La France et le Japon sont dans une position similaire. Les deux pays entretiennent la même relation d’alliance, parfois déroutante, avec les États-Unis, et doivent l’un et l’autre faire face à l’influence grandissante de la Chine. Au regard de la rivalité sino-américaine, le président Macron et le Premier ministre Abe appellent tous deux à la recherche d’un terrain d’entente. De même la France et le Japon tentent-ils de se doter de moyens autonomes pour tout ce qui relève des technologies stratégiques, sage résolution lorsqu’on souhaite limiter une dépendance à la fois militaire, vis-à-vis des États-Unis, et économique, par rapport à la Chine. Les circonstances étant ce qu’elles sont, défendre sa compétitivité économique en investissant dans la technologie nationale et en soutenant son industrie, c’est la bonne stratégie.

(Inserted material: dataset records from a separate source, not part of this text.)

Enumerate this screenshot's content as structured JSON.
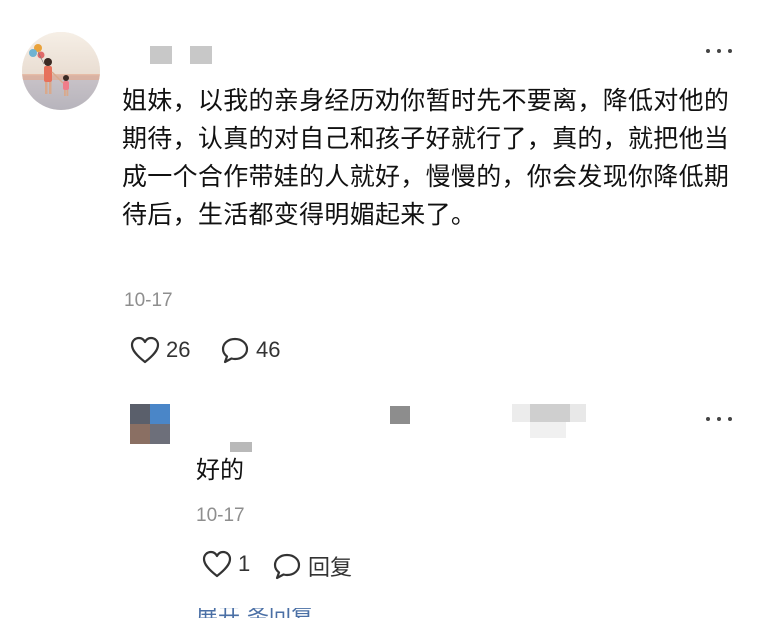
{
  "comment": {
    "author_name": "",
    "text": "姐妹，以我的亲身经历劝你暂时先不要离，降低对他的期待，认真的对自己和孩子好就行了，真的，就把他当成一个合作带娃的人就好，慢慢的，你会发现你降低期待后，生活都变得明媚起来了。",
    "date": "10-17",
    "like_count": "26",
    "reply_count": "46"
  },
  "reply": {
    "author_name": "",
    "text": "好的",
    "date": "10-17",
    "like_count": "1",
    "reply_label": "回复"
  },
  "footer_partial_text": "展开 条回复",
  "colors": {
    "date_gray": "#8e8e8e",
    "icon_dark": "#333333",
    "link_blue": "#4a6fa5"
  }
}
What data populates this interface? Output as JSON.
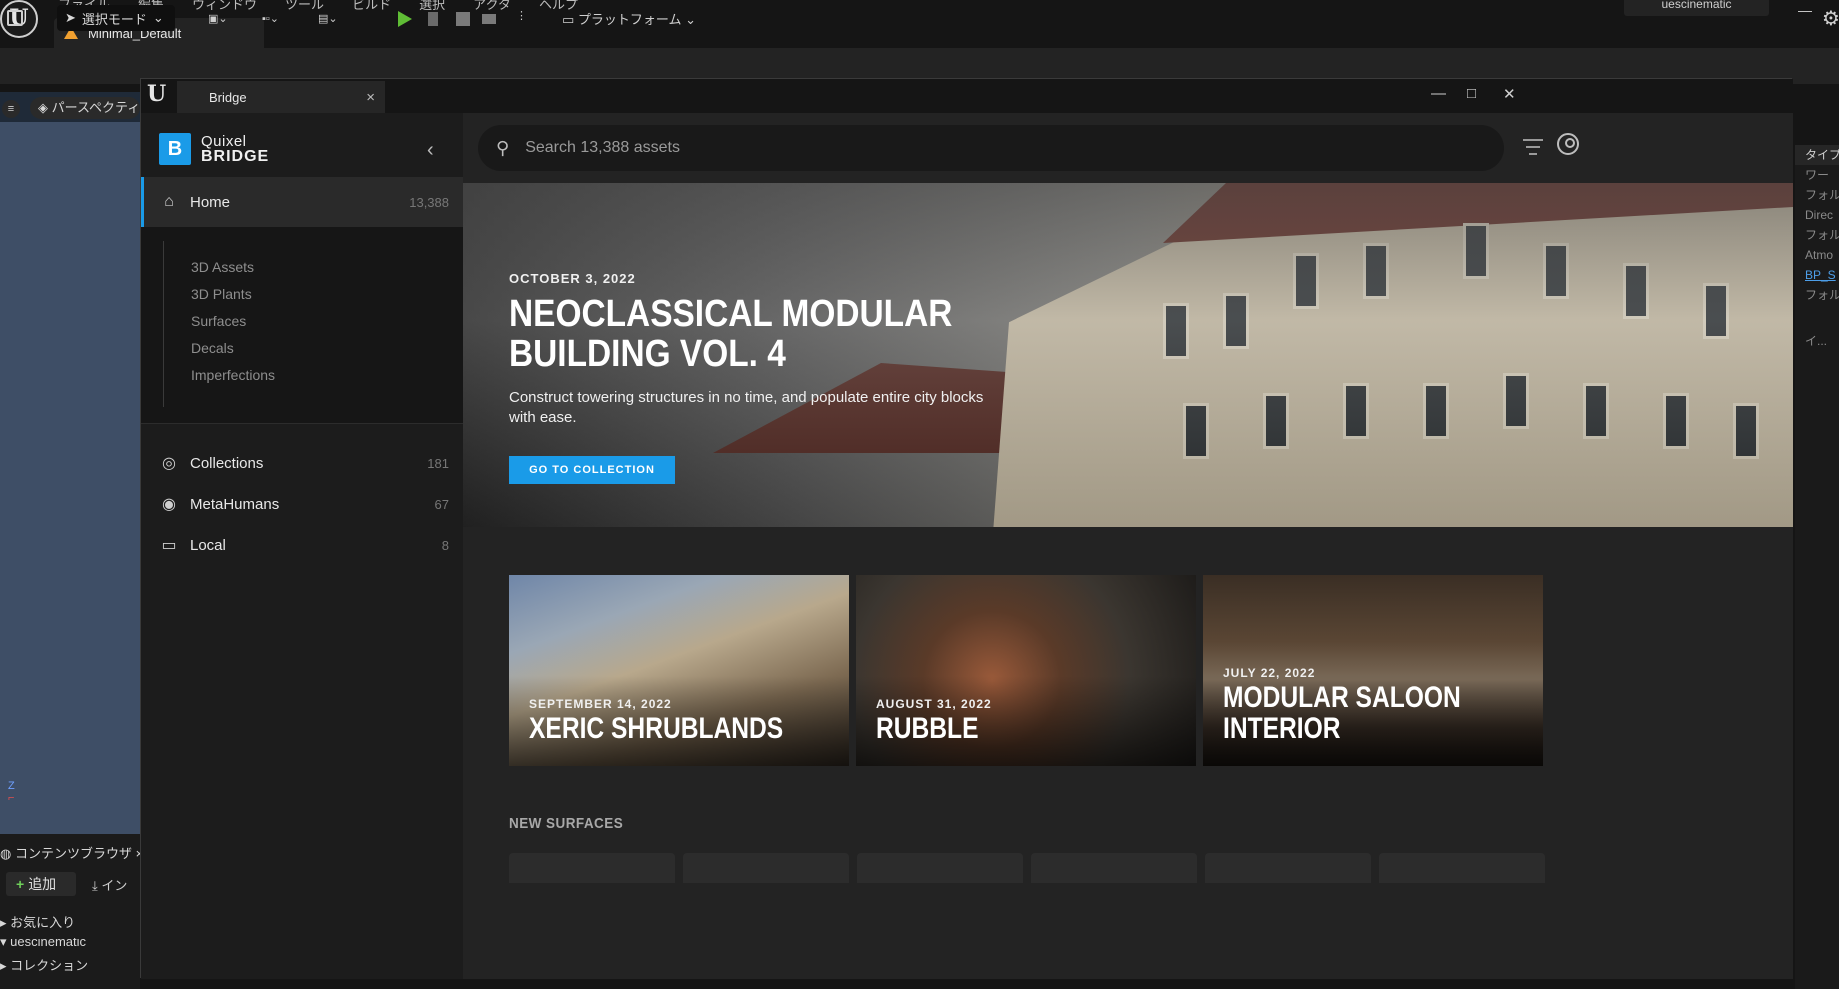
{
  "editor": {
    "menu": [
      "ファイル",
      "編集",
      "ウィンドウ",
      "ツール",
      "ビルド",
      "選択",
      "アクタ",
      "ヘルプ"
    ],
    "level_tab": "Minimal_Default",
    "user": "uescinematic",
    "mode_label": "選択モード",
    "platform_label": "プラットフォーム",
    "viewport_label": "パースペクティ",
    "content_browser_tab": "コンテンツブラウザ",
    "add_label": "追加",
    "import_label": "イン",
    "favorites_label": "お気に入り",
    "project_label": "uescinematic",
    "collections_label": "コレクション",
    "right_panel": {
      "header": "タイプ",
      "items": [
        "ワー",
        "フォル",
        "Direc",
        "フォル",
        "Atmo",
        "BP_S",
        "フォル"
      ],
      "footer": "イ..."
    }
  },
  "bridge": {
    "tab_title": "Bridge",
    "brand_top": "Quixel",
    "brand_bottom": "BRIDGE",
    "nav": {
      "home": {
        "label": "Home",
        "count": "13,388"
      },
      "sub_items": [
        "3D Assets",
        "3D Plants",
        "Surfaces",
        "Decals",
        "Imperfections"
      ],
      "collections": {
        "label": "Collections",
        "count": "181"
      },
      "metahumans": {
        "label": "MetaHumans",
        "count": "67"
      },
      "local": {
        "label": "Local",
        "count": "8"
      }
    },
    "search": {
      "placeholder": "Search 13,388 assets"
    },
    "hero": {
      "date": "OCTOBER 3, 2022",
      "title": "NEOCLASSICAL MODULAR BUILDING VOL. 4",
      "description": "Construct towering structures in no time, and populate entire city blocks with ease.",
      "button": "GO TO COLLECTION"
    },
    "cards": [
      {
        "date": "SEPTEMBER 14, 2022",
        "title": "XERIC SHRUBLANDS"
      },
      {
        "date": "AUGUST 31, 2022",
        "title": "RUBBLE"
      },
      {
        "date": "JULY 22, 2022",
        "title": "MODULAR SALOON INTERIOR"
      }
    ],
    "section_title": "NEW SURFACES",
    "accent_color": "#1a9be8"
  }
}
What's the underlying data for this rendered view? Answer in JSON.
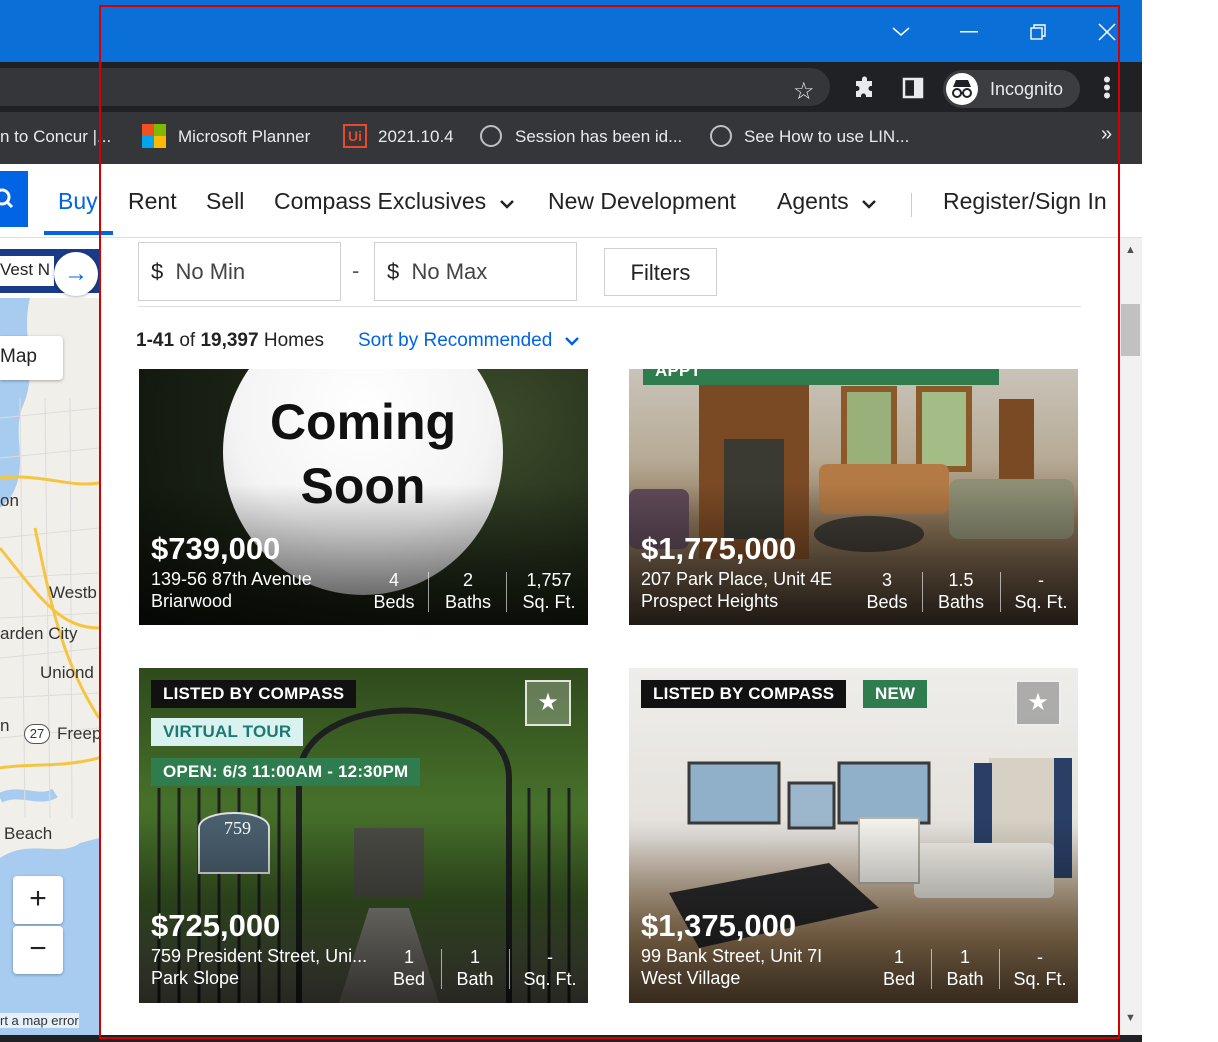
{
  "browser": {
    "bookmarks": [
      {
        "label": "n to Concur |..."
      },
      {
        "label": "Microsoft Planner"
      },
      {
        "label": "2021.10.4"
      },
      {
        "label": "Session has been id..."
      },
      {
        "label": "See How to use LIN..."
      }
    ],
    "overflow": "»",
    "incognito_label": "Incognito"
  },
  "site_nav": {
    "items": [
      "Buy",
      "Rent",
      "Sell",
      "Compass Exclusives",
      "New Development",
      "Agents"
    ],
    "dropdown_chevron": "❯",
    "register": "Register/Sign In"
  },
  "map": {
    "location_input": "Vest N",
    "map_button": "Map",
    "labels": [
      "on",
      "Westb",
      "arden City",
      "Uniond",
      "n",
      "Freep",
      "Beach"
    ],
    "route_shield": "27",
    "zoom_in": "+",
    "zoom_out": "−",
    "error_link": "rt a map error"
  },
  "filters": {
    "min_currency": "$",
    "min_placeholder": "No Min",
    "dash": "-",
    "max_currency": "$",
    "max_placeholder": "No Max",
    "filters_button": "Filters"
  },
  "results": {
    "range": "1-41",
    "of": "of",
    "total": "19,397",
    "unit": "Homes",
    "sort_label": "Sort by Recommended"
  },
  "listings": [
    {
      "price": "$739,000",
      "address": "139-56 87th Avenue",
      "neighborhood": "Briarwood",
      "beds_value": "4",
      "beds_label": "Beds",
      "baths_value": "2",
      "baths_label": "Baths",
      "sqft_value": "1,757",
      "sqft_label": "Sq. Ft.",
      "overlay_line1": "Coming",
      "overlay_line2": "Soon"
    },
    {
      "price": "$1,775,000",
      "address": "207 Park Place, Unit 4E",
      "neighborhood": "Prospect Heights",
      "beds_value": "3",
      "beds_label": "Beds",
      "baths_value": "1.5",
      "baths_label": "Baths",
      "sqft_value": "-",
      "sqft_label": "Sq. Ft.",
      "badge": "APPT"
    },
    {
      "price": "$725,000",
      "address": "759 President Street, Uni...",
      "neighborhood": "Park Slope",
      "beds_value": "1",
      "beds_label": "Bed",
      "baths_value": "1",
      "baths_label": "Bath",
      "sqft_value": "-",
      "sqft_label": "Sq. Ft.",
      "badges": [
        "LISTED BY COMPASS",
        "VIRTUAL TOUR",
        "OPEN: 6/3 11:00AM - 12:30PM"
      ],
      "sign_text": "759"
    },
    {
      "price": "$1,375,000",
      "address": "99 Bank Street, Unit 7I",
      "neighborhood": "West Village",
      "beds_value": "1",
      "beds_label": "Bed",
      "baths_value": "1",
      "baths_label": "Bath",
      "sqft_value": "-",
      "sqft_label": "Sq. Ft.",
      "badges": [
        "LISTED BY COMPASS",
        "NEW"
      ]
    }
  ],
  "colors": {
    "brand_blue": "#0064e5",
    "titlebar_blue": "#0a6fd6",
    "badge_green": "#2f7d4f",
    "frame_red": "#d40000"
  }
}
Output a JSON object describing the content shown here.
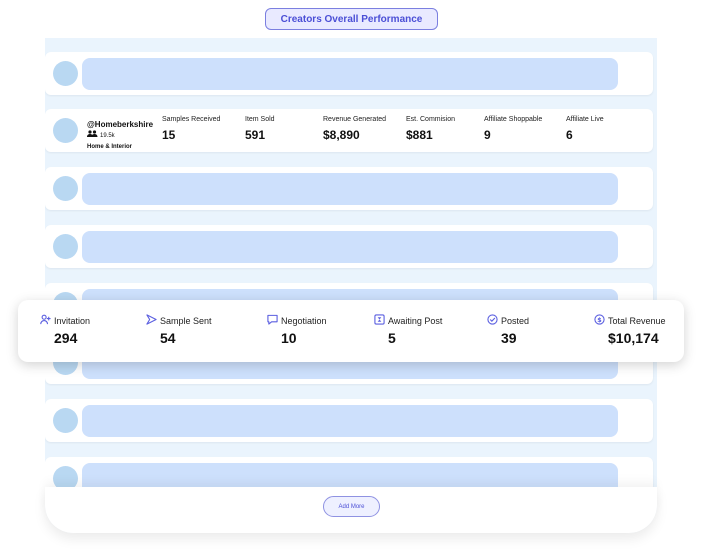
{
  "header": {
    "title": "Creators Overall Performance"
  },
  "creator": {
    "handle": "@Homeberkshire",
    "followers": "19.5k",
    "category": "Home & Interior"
  },
  "metrics": [
    {
      "label": "Samples Received",
      "value": "15"
    },
    {
      "label": "Item Sold",
      "value": "591"
    },
    {
      "label": "Revenue Generated",
      "value": "$8,890"
    },
    {
      "label": "Est. Commision",
      "value": "$881"
    },
    {
      "label": "Affiliate Shoppable",
      "value": "9"
    },
    {
      "label": "Affiliate Live",
      "value": "6"
    }
  ],
  "stats": [
    {
      "label": "Invitation",
      "value": "294",
      "icon": "user-plus-icon",
      "color": "#5b5fe0"
    },
    {
      "label": "Sample Sent",
      "value": "54",
      "icon": "send-icon",
      "color": "#5b5fe0"
    },
    {
      "label": "Negotiation",
      "value": "10",
      "icon": "chat-icon",
      "color": "#5b5fe0"
    },
    {
      "label": "Awaiting Post",
      "value": "5",
      "icon": "hourglass-box-icon",
      "color": "#5b5fe0"
    },
    {
      "label": "Posted",
      "value": "39",
      "icon": "check-circle-icon",
      "color": "#5b5fe0"
    },
    {
      "label": "Total Revenue",
      "value": "$10,174",
      "icon": "dollar-circle-icon",
      "color": "#5b5fe0"
    }
  ],
  "footer": {
    "add_more_label": "Add More"
  },
  "colors": {
    "accent": "#5b5fe0",
    "placeholder_bar": "#cde0fc",
    "avatar": "#b9d8f2",
    "panel": "#eaf4fd"
  }
}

La France et le Japon jouent également un rôle clé dans la préservation d’un ordre international fondé sur un ensemble de règles. Ces règles ne sont de l’intérêt ni des États-Unis ni de la Chine, puisqu’elles circonscrivent leurs pouvoirs. En l’absence de normes internationales efficaces, rien n’interdirait aux superpuissances l’emploi de technologies nouvelles, 5G ou autres, au service de confrontations incontrôlées. Ainsi, quelles que soient les réticences américaines et chinoises, il est tout à fait déterminant de réussir à fixer certaines normes de fonctionnement et, à travers elles, une ligne de démarcation entre le bien et le mal. Ces normes sont nécessaires pour faire pression sur les deux superpuissances et réduire autant que possible le champ de l’incertitude.

À cet effet, les deux accords de partenariat signés en 2018 entre le Japon et l’Union européenne, l’un stratégique (APS), l’autre économique (APE), sont de la plus haute importance. Le cadre de l’APS est assez vaste et exhaustif pour être pris en compte dans les diverses arènes où s’élabore la réglementation internationale. Il couvre la coopération en matière de cybersécurité, de technologie spatiale, de non-prolifération des armes de destruction massive, de contrôle des exportations et dans un certain nombre de domaines d’action nationaux — science, technologie, innovation… Autant de piliers sur lesquels le Japon et l’Union européenne peuvent s’appuyer pour renforcer leurs capacités autonomes et travailler de concert à l’instauration de règles internationales. Cette coopération qui rapproche le Japon de la France comme de l’Union européenne peut contribuer de manière décisive à la sauvegarde de la stabilité et de la sécurité d’un monde sans leader, le monde « G-Zéro » qui est aujourd’hui le nôtre.